I want to be able to use the SAVE EXPORT SETTINGS command to keep the settings for when I do the export in number 4. As of now, the following doesn't seem to produce a file...

tell application "QuickTime Player 7"
activate
set QTexportSettings to "QTexportSettings"
save export settings for MPEG4 to file QTexportSettings
end tell

Can anyone tell me what the problem might be?


It has been a while since I did this, but here are my notes dug out of an Appleworks (!) file I made on the subject in 2003:

If you want a very specific set of settings to be used, make one export manually - using a short or small dummy file if necessary, but be sure to set up the export correctly!

Following this, you can include ‘using most recent settings’ as an optional parameter, and the settings you have just used will be reemployed. This is quite simple, and it’s very easy to ‘tweak’ the settings by doing a manual export with adjustments.


It’s likely though, that you may need to export in a couple of different formats, and possibly with different settings in a single script. In this case you will need to use a QuickTime export settings file (type ‘qtes’).

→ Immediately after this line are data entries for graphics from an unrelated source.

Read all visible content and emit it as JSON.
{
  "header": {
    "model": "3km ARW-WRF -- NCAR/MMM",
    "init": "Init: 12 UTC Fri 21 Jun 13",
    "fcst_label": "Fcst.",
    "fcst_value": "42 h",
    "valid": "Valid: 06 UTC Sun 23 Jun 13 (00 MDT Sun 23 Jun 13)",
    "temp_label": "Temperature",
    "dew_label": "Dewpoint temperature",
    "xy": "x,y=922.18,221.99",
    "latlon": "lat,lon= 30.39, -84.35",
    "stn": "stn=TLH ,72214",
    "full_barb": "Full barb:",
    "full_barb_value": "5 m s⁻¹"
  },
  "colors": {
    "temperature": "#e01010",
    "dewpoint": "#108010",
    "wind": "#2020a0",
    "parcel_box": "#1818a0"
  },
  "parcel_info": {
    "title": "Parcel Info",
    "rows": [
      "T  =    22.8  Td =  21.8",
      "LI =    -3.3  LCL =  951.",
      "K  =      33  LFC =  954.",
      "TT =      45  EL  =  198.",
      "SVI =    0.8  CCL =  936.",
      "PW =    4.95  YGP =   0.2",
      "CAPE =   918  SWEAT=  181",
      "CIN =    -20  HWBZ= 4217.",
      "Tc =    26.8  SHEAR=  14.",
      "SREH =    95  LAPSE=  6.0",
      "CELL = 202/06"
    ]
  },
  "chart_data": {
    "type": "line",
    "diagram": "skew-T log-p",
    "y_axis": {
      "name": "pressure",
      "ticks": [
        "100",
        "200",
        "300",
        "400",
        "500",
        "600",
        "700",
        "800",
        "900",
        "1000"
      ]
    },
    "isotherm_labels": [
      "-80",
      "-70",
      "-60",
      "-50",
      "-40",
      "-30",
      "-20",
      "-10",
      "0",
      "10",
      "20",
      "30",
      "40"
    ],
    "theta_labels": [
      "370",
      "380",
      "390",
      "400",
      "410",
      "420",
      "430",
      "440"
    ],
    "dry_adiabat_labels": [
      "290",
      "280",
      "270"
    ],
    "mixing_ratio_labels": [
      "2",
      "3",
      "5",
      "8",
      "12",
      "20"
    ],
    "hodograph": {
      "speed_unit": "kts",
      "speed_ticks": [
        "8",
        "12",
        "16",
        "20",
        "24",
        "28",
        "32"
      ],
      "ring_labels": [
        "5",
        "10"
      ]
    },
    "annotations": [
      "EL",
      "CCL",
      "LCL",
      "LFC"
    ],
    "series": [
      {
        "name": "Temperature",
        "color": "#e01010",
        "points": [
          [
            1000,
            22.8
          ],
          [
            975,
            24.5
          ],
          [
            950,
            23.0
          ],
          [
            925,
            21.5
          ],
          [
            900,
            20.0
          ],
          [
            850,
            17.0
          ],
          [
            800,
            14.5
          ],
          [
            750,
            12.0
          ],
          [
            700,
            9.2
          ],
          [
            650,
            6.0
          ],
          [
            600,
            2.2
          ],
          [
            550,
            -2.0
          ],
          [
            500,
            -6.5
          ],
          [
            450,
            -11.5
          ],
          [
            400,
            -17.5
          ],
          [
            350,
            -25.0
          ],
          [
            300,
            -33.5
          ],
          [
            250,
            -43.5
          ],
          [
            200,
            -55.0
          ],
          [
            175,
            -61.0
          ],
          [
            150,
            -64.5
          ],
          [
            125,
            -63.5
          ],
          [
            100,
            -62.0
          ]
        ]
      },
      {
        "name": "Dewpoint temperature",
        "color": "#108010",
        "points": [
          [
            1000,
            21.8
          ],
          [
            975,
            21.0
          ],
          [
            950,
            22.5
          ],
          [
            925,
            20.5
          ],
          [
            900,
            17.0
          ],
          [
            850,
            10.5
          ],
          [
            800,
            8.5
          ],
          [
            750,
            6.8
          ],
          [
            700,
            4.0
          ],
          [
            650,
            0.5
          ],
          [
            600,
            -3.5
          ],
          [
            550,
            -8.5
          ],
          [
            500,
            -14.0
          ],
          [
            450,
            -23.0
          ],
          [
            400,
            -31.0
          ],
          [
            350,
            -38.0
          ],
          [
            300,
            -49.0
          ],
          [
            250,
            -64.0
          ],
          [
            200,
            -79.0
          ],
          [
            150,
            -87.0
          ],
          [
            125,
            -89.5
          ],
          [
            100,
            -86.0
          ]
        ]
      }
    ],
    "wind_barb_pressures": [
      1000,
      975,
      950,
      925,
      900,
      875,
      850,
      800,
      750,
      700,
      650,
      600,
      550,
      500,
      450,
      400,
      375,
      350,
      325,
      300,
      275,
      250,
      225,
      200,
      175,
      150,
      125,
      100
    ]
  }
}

These files will need to be exported using Applescript after a *manual* export with the correct settings.



A good way to think of this is that you are saving ‘the most recent settings’ for reuse later.


To save a qtes file use the save export settings command:

set f to (choose file name)

tell application "QuickTime Player"
  tell document 1
    save export settings for picture to f with replacing
  end tell
end tell

Notice that this command is targeted to a document (movie).

You can not save a qtes file without targeting a document, because different kinds of movie allow or prevent different kinds of export.

Targeting a movie prevents writing a meaningless qtes file for a ‘non export’. Again, the ‘with replacing’ parameter will allow any existing file at the same location to be replaced.

Hope this helps.


-- Brennan Young

A pure description would include all the facts (i.e., all the effective differences) immanent in the phenomena to be described but would indicate no kind of connection among these phenomena that might make them more understandable.